ソフィーが協力してくれる事になった翌日、私は校内にある会議場へとやって来た。


エウロに誘われたテスタコーポの代表者会議に参加する為だ。


「それでは、本日からテスタコーポが始まるまでの1ヶ月間、我々運営陣の動きについて説明します」


集まったメンバーが各自挨拶を終えると、進行役の男性が今日の議題を伝える。


2年生からは代表のエウロと補佐の私。

3年生は、代表の人のみ。まだ補佐を誰にするか決めていないらしい。


4年生は10名弱いる。

4年生だけ、代表と補佐の他にも運営陣が数人いる。


エウロからの事前情報によると、4年生はもっと早い段階から大会の準備を進めているそうだ。

4年生である程度の概要を決めた後、2~3年生にも声を掛けるというのが例年の流れらしい。

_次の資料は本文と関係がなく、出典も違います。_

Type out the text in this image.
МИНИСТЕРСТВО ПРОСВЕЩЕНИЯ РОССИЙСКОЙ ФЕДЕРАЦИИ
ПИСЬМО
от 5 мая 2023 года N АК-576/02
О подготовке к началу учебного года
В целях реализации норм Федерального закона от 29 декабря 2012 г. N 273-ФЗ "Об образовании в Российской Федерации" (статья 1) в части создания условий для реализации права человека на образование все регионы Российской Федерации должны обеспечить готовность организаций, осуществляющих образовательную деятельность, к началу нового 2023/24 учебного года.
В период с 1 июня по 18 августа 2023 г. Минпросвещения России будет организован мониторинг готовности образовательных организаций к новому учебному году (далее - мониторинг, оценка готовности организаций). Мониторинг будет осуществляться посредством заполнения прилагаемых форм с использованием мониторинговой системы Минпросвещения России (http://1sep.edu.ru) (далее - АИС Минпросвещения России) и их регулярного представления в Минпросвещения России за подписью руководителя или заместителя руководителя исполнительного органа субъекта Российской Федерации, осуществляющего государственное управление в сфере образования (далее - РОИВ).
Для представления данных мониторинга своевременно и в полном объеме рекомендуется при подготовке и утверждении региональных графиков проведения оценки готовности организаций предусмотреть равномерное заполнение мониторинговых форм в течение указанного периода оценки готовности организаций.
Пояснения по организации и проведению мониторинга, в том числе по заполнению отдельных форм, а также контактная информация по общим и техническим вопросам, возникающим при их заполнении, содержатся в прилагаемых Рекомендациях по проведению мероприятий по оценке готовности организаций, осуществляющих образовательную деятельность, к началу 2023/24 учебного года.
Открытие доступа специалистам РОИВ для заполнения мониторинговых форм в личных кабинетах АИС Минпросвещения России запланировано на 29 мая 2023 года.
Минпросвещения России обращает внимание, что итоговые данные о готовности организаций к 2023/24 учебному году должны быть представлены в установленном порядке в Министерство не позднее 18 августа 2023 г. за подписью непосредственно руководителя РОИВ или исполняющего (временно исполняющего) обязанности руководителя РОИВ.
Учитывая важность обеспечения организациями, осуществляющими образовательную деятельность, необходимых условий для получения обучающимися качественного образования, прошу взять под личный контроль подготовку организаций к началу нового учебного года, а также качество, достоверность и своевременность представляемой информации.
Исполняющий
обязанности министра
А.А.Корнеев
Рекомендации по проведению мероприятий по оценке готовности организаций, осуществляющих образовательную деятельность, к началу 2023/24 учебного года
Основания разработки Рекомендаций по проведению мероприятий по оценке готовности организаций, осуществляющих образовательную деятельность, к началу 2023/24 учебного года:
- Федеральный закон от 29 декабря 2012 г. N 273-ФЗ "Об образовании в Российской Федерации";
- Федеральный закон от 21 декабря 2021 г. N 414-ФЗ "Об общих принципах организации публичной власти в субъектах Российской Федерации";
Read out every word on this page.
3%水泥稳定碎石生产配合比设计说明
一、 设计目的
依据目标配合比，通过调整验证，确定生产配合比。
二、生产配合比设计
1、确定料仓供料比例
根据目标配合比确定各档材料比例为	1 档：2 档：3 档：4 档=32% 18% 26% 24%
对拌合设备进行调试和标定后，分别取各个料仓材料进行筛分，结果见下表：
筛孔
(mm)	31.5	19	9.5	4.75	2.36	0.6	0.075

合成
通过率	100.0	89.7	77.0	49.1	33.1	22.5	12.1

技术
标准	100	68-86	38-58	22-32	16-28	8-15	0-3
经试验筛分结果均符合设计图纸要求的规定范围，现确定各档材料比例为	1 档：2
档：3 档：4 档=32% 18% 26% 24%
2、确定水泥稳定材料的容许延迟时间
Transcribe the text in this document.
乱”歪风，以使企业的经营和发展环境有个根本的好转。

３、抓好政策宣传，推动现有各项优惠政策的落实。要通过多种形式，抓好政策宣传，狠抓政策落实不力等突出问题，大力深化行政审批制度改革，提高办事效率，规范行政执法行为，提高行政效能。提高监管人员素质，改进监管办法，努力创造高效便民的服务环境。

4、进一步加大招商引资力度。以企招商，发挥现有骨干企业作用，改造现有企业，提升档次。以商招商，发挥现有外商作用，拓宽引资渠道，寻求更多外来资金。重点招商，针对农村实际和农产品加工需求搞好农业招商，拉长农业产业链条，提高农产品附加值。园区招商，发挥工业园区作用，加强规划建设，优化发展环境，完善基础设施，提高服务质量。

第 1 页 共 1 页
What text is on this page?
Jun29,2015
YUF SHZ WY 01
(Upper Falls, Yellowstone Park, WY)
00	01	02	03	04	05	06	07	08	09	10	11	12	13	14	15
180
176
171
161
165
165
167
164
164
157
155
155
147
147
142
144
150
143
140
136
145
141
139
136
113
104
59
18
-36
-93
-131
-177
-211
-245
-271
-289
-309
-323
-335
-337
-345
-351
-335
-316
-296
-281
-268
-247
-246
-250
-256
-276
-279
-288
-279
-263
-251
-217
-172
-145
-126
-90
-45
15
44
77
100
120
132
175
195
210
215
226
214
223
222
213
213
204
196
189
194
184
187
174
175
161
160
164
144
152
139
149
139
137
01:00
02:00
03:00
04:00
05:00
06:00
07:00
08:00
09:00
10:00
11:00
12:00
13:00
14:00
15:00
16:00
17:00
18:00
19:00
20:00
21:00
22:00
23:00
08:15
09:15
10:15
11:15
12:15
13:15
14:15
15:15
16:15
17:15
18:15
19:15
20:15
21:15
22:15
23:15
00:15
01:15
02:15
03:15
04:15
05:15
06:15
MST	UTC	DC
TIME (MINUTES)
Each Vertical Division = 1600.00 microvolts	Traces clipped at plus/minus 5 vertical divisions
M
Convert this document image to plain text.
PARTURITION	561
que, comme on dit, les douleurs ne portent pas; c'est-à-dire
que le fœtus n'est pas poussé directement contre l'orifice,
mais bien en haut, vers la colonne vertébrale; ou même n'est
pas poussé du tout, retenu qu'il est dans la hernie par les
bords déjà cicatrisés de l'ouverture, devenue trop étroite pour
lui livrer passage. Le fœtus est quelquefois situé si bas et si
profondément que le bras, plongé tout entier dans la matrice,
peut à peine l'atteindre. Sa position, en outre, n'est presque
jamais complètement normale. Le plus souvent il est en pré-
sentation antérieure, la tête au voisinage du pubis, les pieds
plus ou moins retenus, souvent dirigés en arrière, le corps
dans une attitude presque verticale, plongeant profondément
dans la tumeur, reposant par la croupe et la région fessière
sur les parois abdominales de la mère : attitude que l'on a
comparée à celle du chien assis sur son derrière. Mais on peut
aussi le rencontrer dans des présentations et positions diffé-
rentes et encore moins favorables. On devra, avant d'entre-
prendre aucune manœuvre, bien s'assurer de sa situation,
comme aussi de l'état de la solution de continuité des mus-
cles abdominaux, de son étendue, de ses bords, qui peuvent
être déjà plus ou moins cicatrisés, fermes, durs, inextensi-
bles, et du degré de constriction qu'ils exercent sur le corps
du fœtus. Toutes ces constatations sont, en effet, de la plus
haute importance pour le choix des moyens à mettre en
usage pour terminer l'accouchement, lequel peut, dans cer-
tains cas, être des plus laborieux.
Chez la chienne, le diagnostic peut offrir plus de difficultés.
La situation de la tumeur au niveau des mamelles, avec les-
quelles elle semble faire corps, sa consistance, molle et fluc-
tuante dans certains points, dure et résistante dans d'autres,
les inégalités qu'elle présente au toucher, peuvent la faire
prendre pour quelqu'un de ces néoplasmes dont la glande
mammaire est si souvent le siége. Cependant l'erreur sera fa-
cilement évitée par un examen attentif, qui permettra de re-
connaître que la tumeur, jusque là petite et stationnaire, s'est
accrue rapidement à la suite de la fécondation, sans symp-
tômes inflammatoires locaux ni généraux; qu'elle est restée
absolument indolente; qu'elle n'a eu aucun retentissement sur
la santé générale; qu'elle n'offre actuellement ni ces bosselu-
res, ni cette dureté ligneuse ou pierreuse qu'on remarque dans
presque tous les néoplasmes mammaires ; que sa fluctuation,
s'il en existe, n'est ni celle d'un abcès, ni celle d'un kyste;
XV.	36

進行役が席に座ると同時に、リーダーらしき男性が講壇に立った。


「まず最初に、以前頼んであったグループの割り振りを本日中に提出してください」


隣に座っているエウロが小さい声で私にささやいた。


「今話している人がリーダーの“フウレイ”さんだ」


リーダーをしているだけあって、頼りになりそうな雰囲気がある。


「エウロは、もうグループは決めたの?」

「ああ、同じ魔法同士でグループ分けをしなくちゃいけないんだ。……ちゃんとミネルに言われた通りにグループを分けた」


要するに私たちとジュリアの幼なじみたちが一緒になっているという事か。


これは……だいぶ調べやすくなったかも。


昨日話した後、ソフィーには幼なじみたちの中で協力してくれそうな人を見極めてもらう事になった。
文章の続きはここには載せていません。